An gelir! – Bölüm 14

Hiç olmadık bir şey oldu Kanat beyin gitme saati geldiğinde. O ana kadar kendini gayet güzel toparlayıp idare eden Asiye göz yaşlarına boğuldu bir anda. Sıdıka hanım, Hediye hanım ve Kartal bey şaşkınlıktan ne diyeceklerini bilemiyorlardı. Asiye hıçkırarak ağlamaya başladığı yetmiyormuş gibi duramayıp bir de sımsıkı sarıldı adamcağızın boynuna. Kanat bey de afallamıştı onun tavrına, işin kötüsü onunda gözlerinden inivermişti yaşlar. Baba kızın yıllar sonra sevgi yumağı olduğunu gören diğerleri de başladı bu kez ağlamaya. Kapının ağzında bütün aile nedenini bilmeden ağlaşıp durdular.

Kanat bey ilk defa bu kadar zor ayrılıyordu evden, “Daha sık geleceğim, seni de daha sık alacağım artık!” dedi Asiye’nin kulağına.

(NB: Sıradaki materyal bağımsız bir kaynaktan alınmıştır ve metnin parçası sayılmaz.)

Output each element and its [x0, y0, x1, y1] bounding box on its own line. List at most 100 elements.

“Tamam!” dedi Asiye de, bu sözlerin altında annesini görmesi için fırsat yaratacağı mesajı olduğunu biliyordu. Amcası ile onca zaman baş başa kaldıkları halde, onu hiç tanımaya, anlamaya çalışmadığı için pişmanlık duyuyordu ayrıca. Çok farklı ve özel bir insandı Kanat bey. O kadar doluydu ki yüreği sevgi, aklı bilgiyle, bunları paylaşacak bir hayat arkadaşı olamaması çok kötüydü. Her şeyin ama her şeyin en iyisini hak ediyordu Asiye’ye göre.

Kanat beyi göz yaşları içinde yolcu ettikten sonra, Sıdıka hanım sarıldı kızına, “Kızım neler oldu İstanbul’da, babanla buzları erittiniz mi yoksa?” dedi merakla.

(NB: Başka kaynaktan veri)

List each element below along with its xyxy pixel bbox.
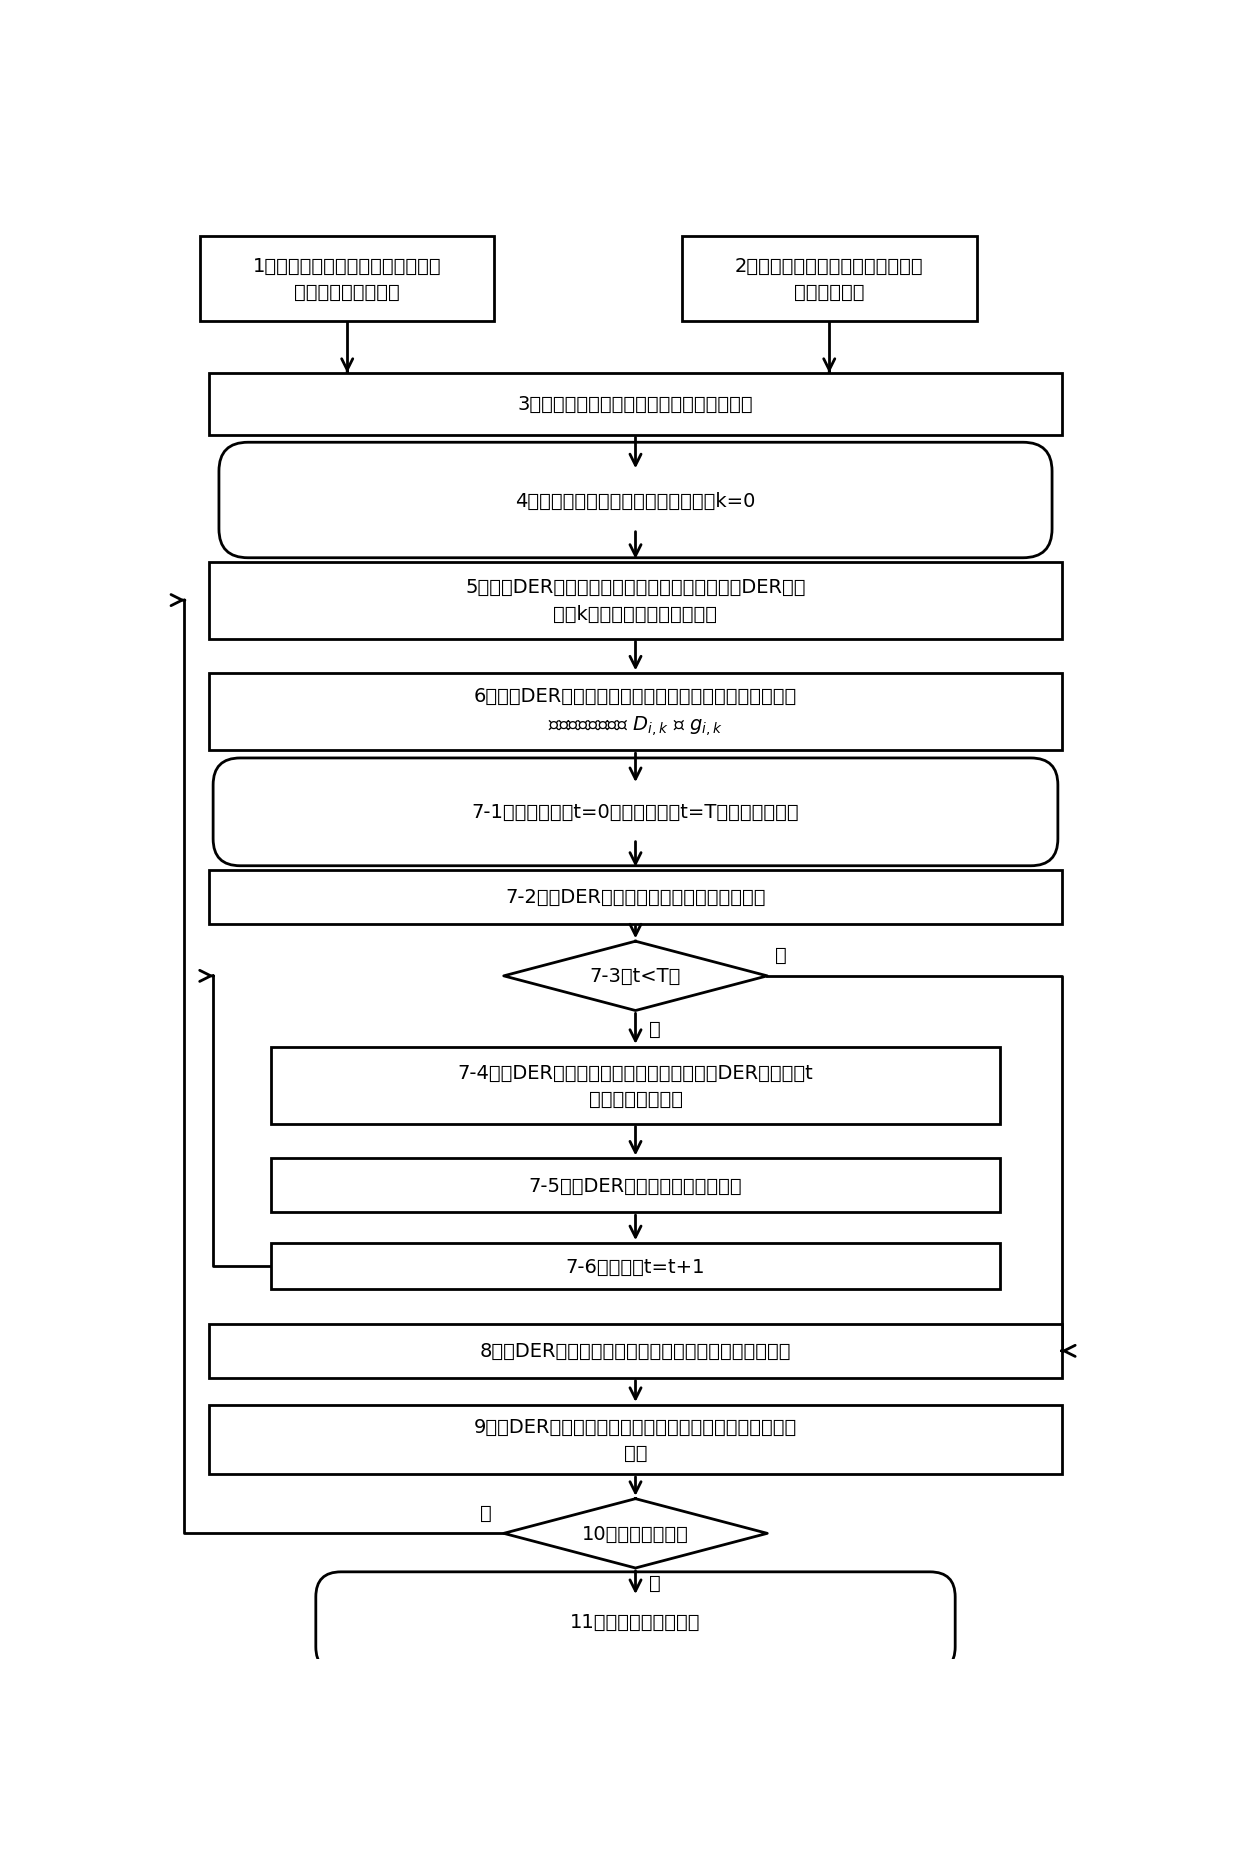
Text: 否: 否 — [480, 1502, 492, 1523]
Text: 9）各DER计算有功率输出调整量，根据是否越限调整功率
输出: 9）各DER计算有功率输出调整量，根据是否越限调整功率 输出 — [474, 1417, 797, 1463]
FancyBboxPatch shape — [213, 759, 1058, 867]
Text: 3）设定分布式发电单元之间的通信系数矩阵: 3）设定分布式发电单元之间的通信系数矩阵 — [517, 395, 754, 414]
Text: 10）频率已稳定？: 10）频率已稳定？ — [582, 1525, 689, 1543]
FancyBboxPatch shape — [316, 1571, 955, 1672]
Text: 5）所有DER与在电气拓扑上与其直接相连的其它DER交换
在第k步的发电成本微增率信息: 5）所有DER与在电气拓扑上与其直接相连的其它DER交换 在第k步的发电成本微增… — [465, 578, 806, 624]
Text: 7-1）令递推步骤t=0，设定终止步t=T，递推过程开始: 7-1）令递推步骤t=0，设定终止步t=T，递推过程开始 — [471, 803, 800, 822]
Bar — [210, 675, 1061, 751]
Text: 7-2）各DER计算各自牛顿方向的递推初始值: 7-2）各DER计算各自牛顿方向的递推初始值 — [505, 887, 766, 906]
Text: 是: 是 — [650, 1020, 661, 1038]
Text: 7-4）各DER与在拓扑上与其直接相连的其它DER交换在第t
步递推的牛顿方向: 7-4）各DER与在拓扑上与其直接相连的其它DER交换在第t 步递推的牛顿方向 — [458, 1062, 813, 1109]
Bar — [210, 375, 1061, 436]
Polygon shape — [503, 1499, 768, 1568]
Bar — [272, 1048, 999, 1124]
Text: 11）一次调频过程结束: 11）一次调频过程结束 — [570, 1612, 701, 1631]
Bar — [210, 1323, 1061, 1377]
Text: 7-5）各DER执行牛顿方向递推计算: 7-5）各DER执行牛顿方向递推计算 — [528, 1176, 743, 1195]
Polygon shape — [503, 941, 768, 1010]
Text: 4）一次调频过程开始，设定起始步数k=0: 4）一次调频过程开始，设定起始步数k=0 — [516, 492, 755, 511]
Bar — [210, 563, 1061, 639]
Bar — [272, 1243, 999, 1290]
Text: 否: 否 — [775, 945, 786, 966]
Text: 7-3）t<T？: 7-3）t<T？ — [590, 967, 681, 986]
Text: 1）建立分布式发电单元的发电成本
函数及其微增率函数: 1）建立分布式发电单元的发电成本 函数及其微增率函数 — [253, 257, 441, 302]
FancyBboxPatch shape — [219, 444, 1052, 559]
Bar — [210, 1405, 1061, 1474]
Bar — [272, 1159, 999, 1213]
Bar — [200, 237, 495, 321]
Bar — [210, 870, 1061, 925]
Text: 是: 是 — [650, 1573, 661, 1592]
Text: 7-6）递推步t=t+1: 7-6）递推步t=t+1 — [565, 1256, 706, 1277]
Bar — [682, 237, 977, 321]
Text: 6）所有DER测量相邻两步之间的频率变化，并计算求牛顿
方向所需要的参数 $D_{i,k}$ 和 $g_{i,k}$: 6）所有DER测量相邻两步之间的频率变化，并计算求牛顿 方向所需要的参数 $D_… — [474, 686, 797, 738]
Text: 8）各DER执行本地牛顿迭代，计算新的发电成本微增率: 8）各DER执行本地牛顿迭代，计算新的发电成本微增率 — [480, 1342, 791, 1361]
Text: 2）设定分布式发电单元的有功功率
输出限制约束: 2）设定分布式发电单元的有功功率 输出限制约束 — [735, 257, 924, 302]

“Evet” dedi Asiye, bu sözler onun aradığı tüm kılıfı sağlıyordu olaya.

Merakla ona bakan güzel ailesine dönüp, “Müjdemi isterim artık babamla itişmiyoruz. Bu defa uzun uzun konuştuk ve birbirimizi iyice çözdük. Artık ona öfke duymuyorum. Baba kız olarak kalan ömrümüzü güzel yaşamak istiyoruz”

Kanat beyin zaten dolan gözlerinden iki damla yaş indi hemen “Aferin benim kızıma, işte şimdi büyüdüğünü ispatladın bize!”

“Ah be kızım!” dedi Hediye hanım da ellerini açıp dua etti içinden, “Yıllarca deden yüzünden küslükler, üzüntüler yaşadık. Hep dua ettim Allahım’a ailemde küslükler bitsin diye. Vallahi gözüm arkada gitmeyeceğim artık”

“Ah babaanne!” diye ona sarıldı bu sefer Asiye. Sahiden de Yusuf beyi en çok o çekmiş, idare etmişti. Onun yüzünden oğluna hasret kalmıştı yıllarca. Yusuf bey gittikten sonra aynı oğlunu Asiye ötelemişti hayatlarından. Zavallı kadın senede bir iki kez ancak hasret gideriyordu. Bir oğlunu erkenden mezara koymuştu. Hiç aklına gelmemişti bunlar Asiye’nin. İyice üzüldü yaptıklarına.

“Yok babaanne, bundan sonra aileyi birleştireceğim sana söz veriyorum!”

“Biliyordum büyüyüp babana benzeyeceğini. Kanat asi görünür ama çok yufka yüreklidir. Kartal’ım da Kanat’ım da iyidir!” dedi Hediye hanım.

“Çık yukarı da babanın odasını temizle haydi, haylaz kız! Ağlattın hepimizi işlerden kurtulamazsın!” diye kovaladı sonra torununu yukarı. Kendisi de peşinden çıktı.

Kartal beyle Sıdıka hanım sarıldılar birbirlerine sımsıkı.

“Sıdıka, kızımız sahiden büyümüş üniversitede!” dedi Kartal bey.

“Küçük kızımız olmuş sana yetişkin!” dedi gururla Sıdıka hanım.

İkisi de çok sevinmişlerdi baba kız adına, kızı büyüttükleri halde ikisinin arasındaki sürtüşme üzüyordu onları.

Sonraki günlerde Kanat bey ile Asiye hiç olmadığı kadar sık mesajlaşmaya başladılar. Asiye ne olur ne olmaz diye hemen siliyordu mesajları. Onun sürekli elinde telefonla dolaşmasından iyice şüphelene Sıdıka hanım, “Kesin var bunun bir arkadaşı bize söylemiyor!” diyordu içinden. Kartal beyi görür görmez aşık olmuştu, hatırlıyordu kendini. İlk görüşte aşk yok diyenlere kulak asmazdı o yüzden, aşka da, ilk görüşte aşka da inanıyordu. Kartal bey aşık olunacak adamdı gerçekten ona göre, onu tanıdıkça iyice anlamıştı. Bir çok kadın gibi görücü usulü sayılabilecek bir yöntemle de evlenmiş olsa bu kadar iyi bir insana denk geldiği için hep şükretmişti Allah’a. Babaları araya girmese de ancak Kartal bey gibi bir adama aşık olurdum diye düşünürdü sık sık. Onu ilk gördüğü günlerden daha bile çok aşıktı şimdi ona. Asiye’ye yaptığı babalığa, ona gösterdiği saygı ve anlayışa, aileye bağlılığına, dürüstlüğü ve çalışkanlığına, hatta ondan önceki aşkına duyduğu saygıya bile aşıktı.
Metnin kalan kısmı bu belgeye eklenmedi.